Economic evaluation of outpatient parenteral antimicrobial therapy: a systematic review

Introduction: Outpatient parenteral antimicrobial therapy (OPAT) consists of providing antimicrobial therapy by parenteral infusion without hospitalization. A systematic review was performed to compare OPAT and hospitalization as health care modalities from an economic perspective.

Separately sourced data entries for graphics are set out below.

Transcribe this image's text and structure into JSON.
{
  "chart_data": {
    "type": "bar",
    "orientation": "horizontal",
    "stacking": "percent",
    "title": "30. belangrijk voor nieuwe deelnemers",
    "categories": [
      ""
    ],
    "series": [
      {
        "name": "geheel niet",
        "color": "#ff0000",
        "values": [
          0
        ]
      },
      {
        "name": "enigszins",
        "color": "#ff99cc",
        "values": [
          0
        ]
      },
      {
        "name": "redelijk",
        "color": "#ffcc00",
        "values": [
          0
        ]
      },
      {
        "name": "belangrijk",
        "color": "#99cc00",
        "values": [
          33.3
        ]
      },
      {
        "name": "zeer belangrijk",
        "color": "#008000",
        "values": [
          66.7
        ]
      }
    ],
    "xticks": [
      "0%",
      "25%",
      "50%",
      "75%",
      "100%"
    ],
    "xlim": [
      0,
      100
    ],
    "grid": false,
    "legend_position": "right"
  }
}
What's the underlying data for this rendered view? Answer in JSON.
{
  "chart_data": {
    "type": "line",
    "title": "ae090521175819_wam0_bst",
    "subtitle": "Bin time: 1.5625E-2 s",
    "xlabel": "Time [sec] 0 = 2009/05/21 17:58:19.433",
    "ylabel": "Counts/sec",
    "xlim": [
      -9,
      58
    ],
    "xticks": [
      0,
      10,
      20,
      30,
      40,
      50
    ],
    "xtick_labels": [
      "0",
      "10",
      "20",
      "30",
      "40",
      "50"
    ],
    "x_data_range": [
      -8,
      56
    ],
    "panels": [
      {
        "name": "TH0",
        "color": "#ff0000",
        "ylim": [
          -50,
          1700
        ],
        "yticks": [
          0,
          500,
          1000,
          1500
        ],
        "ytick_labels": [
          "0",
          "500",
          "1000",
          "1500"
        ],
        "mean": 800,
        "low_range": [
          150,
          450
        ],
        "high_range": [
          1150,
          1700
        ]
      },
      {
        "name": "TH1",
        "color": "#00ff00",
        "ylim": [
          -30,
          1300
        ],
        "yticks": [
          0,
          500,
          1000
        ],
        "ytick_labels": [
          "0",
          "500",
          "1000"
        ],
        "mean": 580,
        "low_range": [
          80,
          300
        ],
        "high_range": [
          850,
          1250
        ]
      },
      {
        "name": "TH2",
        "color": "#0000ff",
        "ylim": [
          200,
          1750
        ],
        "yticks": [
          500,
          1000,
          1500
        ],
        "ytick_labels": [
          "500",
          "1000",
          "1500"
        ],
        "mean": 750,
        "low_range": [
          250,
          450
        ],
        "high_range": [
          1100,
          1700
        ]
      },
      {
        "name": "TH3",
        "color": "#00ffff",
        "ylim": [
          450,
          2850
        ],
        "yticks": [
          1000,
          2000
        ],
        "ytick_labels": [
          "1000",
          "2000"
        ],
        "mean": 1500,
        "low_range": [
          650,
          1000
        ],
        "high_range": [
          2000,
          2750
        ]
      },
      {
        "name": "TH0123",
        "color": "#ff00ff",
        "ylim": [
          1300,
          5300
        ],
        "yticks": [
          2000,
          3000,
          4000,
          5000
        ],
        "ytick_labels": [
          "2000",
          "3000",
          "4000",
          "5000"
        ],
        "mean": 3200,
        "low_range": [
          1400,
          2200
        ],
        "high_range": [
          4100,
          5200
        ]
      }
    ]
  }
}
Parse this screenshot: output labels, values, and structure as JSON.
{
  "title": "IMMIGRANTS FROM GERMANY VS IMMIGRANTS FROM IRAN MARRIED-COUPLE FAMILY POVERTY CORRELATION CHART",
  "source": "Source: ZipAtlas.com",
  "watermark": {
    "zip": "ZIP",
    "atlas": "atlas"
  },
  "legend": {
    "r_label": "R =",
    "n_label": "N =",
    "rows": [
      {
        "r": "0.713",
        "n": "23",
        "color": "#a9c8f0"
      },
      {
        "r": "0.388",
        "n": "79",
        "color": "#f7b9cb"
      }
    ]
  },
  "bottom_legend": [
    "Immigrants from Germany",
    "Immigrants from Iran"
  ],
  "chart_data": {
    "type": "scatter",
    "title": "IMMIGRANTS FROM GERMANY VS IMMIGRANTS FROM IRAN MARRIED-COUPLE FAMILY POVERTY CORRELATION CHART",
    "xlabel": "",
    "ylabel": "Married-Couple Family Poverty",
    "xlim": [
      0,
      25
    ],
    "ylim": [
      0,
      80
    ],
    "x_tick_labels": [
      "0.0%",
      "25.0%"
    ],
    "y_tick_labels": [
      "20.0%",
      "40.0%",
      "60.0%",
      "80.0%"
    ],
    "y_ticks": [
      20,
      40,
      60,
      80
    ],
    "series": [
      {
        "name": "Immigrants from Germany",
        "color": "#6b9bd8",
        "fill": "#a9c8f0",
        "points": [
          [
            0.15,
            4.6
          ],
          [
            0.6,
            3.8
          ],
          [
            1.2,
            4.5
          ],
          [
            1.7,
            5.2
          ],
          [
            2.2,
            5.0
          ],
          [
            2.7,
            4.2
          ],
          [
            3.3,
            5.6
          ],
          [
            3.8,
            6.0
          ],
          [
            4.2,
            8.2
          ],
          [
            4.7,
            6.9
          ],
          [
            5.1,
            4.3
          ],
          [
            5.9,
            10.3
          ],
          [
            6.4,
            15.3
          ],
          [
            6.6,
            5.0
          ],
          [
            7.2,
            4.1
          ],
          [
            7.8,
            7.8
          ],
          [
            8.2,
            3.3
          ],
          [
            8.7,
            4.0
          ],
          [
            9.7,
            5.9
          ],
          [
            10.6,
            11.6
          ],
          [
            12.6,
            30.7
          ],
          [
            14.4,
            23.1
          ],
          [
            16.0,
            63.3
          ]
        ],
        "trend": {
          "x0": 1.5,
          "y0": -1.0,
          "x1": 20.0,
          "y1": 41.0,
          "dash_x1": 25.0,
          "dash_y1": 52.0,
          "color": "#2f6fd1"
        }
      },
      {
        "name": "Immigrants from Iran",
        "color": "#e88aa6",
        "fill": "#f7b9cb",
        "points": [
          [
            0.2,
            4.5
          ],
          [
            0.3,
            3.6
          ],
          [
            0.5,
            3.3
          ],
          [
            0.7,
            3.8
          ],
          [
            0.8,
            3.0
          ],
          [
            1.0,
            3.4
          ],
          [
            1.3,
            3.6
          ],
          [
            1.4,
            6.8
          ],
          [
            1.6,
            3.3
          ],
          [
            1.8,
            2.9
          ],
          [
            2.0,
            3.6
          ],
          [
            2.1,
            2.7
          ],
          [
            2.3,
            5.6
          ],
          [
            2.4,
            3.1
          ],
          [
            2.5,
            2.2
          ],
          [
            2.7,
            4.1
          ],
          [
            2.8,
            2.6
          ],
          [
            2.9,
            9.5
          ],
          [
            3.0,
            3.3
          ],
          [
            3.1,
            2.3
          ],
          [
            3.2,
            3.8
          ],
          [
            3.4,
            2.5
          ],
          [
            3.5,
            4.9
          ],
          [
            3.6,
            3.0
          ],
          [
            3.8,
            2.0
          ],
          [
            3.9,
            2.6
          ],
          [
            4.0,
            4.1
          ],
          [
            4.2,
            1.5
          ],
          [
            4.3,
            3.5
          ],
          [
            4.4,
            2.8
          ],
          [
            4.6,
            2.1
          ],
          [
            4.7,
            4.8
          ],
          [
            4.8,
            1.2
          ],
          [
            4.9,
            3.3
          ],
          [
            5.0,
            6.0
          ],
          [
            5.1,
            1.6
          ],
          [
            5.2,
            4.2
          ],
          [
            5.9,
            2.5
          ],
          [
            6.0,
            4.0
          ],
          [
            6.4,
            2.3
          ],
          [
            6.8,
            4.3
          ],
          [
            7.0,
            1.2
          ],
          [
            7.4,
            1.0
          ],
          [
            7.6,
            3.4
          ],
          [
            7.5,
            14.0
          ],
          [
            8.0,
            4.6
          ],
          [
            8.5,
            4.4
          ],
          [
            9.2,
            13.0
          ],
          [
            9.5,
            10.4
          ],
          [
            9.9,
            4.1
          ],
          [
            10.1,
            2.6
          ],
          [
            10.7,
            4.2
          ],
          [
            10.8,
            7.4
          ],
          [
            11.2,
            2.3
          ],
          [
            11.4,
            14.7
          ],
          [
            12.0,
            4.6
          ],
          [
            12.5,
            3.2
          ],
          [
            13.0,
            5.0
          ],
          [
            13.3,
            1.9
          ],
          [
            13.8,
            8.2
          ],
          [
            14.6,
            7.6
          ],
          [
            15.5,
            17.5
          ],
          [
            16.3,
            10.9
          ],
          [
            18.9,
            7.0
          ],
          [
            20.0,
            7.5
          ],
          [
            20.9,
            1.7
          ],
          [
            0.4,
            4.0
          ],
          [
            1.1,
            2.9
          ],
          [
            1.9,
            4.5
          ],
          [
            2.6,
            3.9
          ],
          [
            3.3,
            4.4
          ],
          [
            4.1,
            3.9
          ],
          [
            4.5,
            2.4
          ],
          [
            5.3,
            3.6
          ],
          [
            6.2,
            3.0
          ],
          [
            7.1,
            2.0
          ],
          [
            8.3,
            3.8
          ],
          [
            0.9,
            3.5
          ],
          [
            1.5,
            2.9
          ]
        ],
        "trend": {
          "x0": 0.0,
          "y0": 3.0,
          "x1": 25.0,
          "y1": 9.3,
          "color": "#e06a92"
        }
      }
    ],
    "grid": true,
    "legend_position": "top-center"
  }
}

Areas covered: We identified 1455 articles using 13 electronic databases and manual searches. Two independent reviewers identified 35 studies conducted between 1978 and 2016. We observed high heterogeneity in the following: countries, infection site, OPAT strategies and outcomes analyzed. Of these, 88% had a retrospective observational design and one was a randomized trial. With respect to economic analyses, 71% of the studies considered the cost-consequences, 11% cost minimization, 6% cost-benefit, 6% cost-utility analyses and 6% cost effectiveness. Considering all 35 studies, the general OPAT cost saving was 57.19% (from −13.03% to 95.47%). Taking into consideration only high-quality studies (6 comparative studies), the cost saving declined by 16.54% (from −13.03% to 46.86%).

Expert commentary: Although most studies demonstrate that OPAT is cost-effective, the magnitude of this effect is compromised by poor methodological quality and heterogeneity. Economic assessments of the issue are needed using more rigorous methodologies that include a broad range of perspectives to identify the real magnitude of economic savings in different settings and OPAT modalities.